Characterising microsporidian host-parasite interactions

Abstract

Microsporidia are an enormously successful group of obligate intracellular fungal parasites that infect most eukaryotes including humans. In my thesis I have analysed and compared microsporidian genomes to identify which genes have been conserved, and which lost, during the transition of the group to parasitism, sequenced the transcriptome of a mixed infection of Trachipleistophora hominis in a rabbit kidney cell line, and provided a description of the T. hominis intracellular lifecycle. My results demonstrate that microsporidian genome evolution is extremely dynamic; with huge loss of genes in the microsporidian common ancestor balanced by group and lineage-specific gene family expansion and innovation. Genes that are conserved among microsporidians are generally expressed at higher than average levels in the transcriptome of T. hominis. Lineage-specific genes show greater variation in expression, but some are very highly expressed suggesting that they play important roles in T. hominis biology.
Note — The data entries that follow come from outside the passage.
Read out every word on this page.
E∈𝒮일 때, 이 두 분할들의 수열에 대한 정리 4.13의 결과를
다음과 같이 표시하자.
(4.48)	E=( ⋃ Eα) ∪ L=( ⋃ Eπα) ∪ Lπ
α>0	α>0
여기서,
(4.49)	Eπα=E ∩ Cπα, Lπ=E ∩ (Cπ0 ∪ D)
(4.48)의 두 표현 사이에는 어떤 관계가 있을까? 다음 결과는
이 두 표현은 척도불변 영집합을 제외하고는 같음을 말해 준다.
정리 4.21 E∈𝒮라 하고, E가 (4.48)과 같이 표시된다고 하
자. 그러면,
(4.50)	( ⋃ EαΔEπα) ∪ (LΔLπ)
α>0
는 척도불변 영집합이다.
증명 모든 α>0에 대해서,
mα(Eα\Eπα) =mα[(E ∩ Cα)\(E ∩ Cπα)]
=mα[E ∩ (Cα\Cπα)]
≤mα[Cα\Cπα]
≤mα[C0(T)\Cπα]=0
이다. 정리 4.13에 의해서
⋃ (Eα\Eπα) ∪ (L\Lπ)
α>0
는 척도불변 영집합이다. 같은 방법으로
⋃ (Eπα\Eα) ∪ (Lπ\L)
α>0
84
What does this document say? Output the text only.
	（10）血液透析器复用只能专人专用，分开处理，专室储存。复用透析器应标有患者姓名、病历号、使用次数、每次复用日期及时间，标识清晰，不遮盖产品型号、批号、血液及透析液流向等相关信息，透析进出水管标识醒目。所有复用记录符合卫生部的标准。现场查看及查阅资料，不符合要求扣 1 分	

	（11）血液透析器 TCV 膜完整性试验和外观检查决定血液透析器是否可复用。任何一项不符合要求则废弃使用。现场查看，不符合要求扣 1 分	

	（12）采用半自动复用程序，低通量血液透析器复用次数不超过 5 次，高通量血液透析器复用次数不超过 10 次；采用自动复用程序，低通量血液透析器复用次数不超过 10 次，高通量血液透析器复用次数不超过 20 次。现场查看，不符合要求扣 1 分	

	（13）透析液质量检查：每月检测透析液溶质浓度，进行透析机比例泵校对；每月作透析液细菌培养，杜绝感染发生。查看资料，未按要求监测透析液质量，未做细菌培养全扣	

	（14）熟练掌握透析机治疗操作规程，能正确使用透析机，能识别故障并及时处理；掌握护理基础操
The transcriptomics data for T. hominis confirmed that it contains one of the largest microsporidian genomes in terms of gene content and also identified previously unannotated genes, some of which may have important roles in the parasite. Detailed analysis of my gene expression data demonstrated that differential expression of duplicate genes is a general feature of T. hominis gene families, including nucleotide transport proteins that are already known to have important roles in the microsporidian lifestyle. A method for partially synchronising the T. hominis infection was established and used to investigate the development of the infectious cycle using light microscopy and antibodies to T. hominis proteins. My observations suggest that the infection proceeds in a reproducible and predictable pattern under the experimental conditions used; providing a tool for future detailed study of how T. hominis infects and exploits eukaryotic host cells.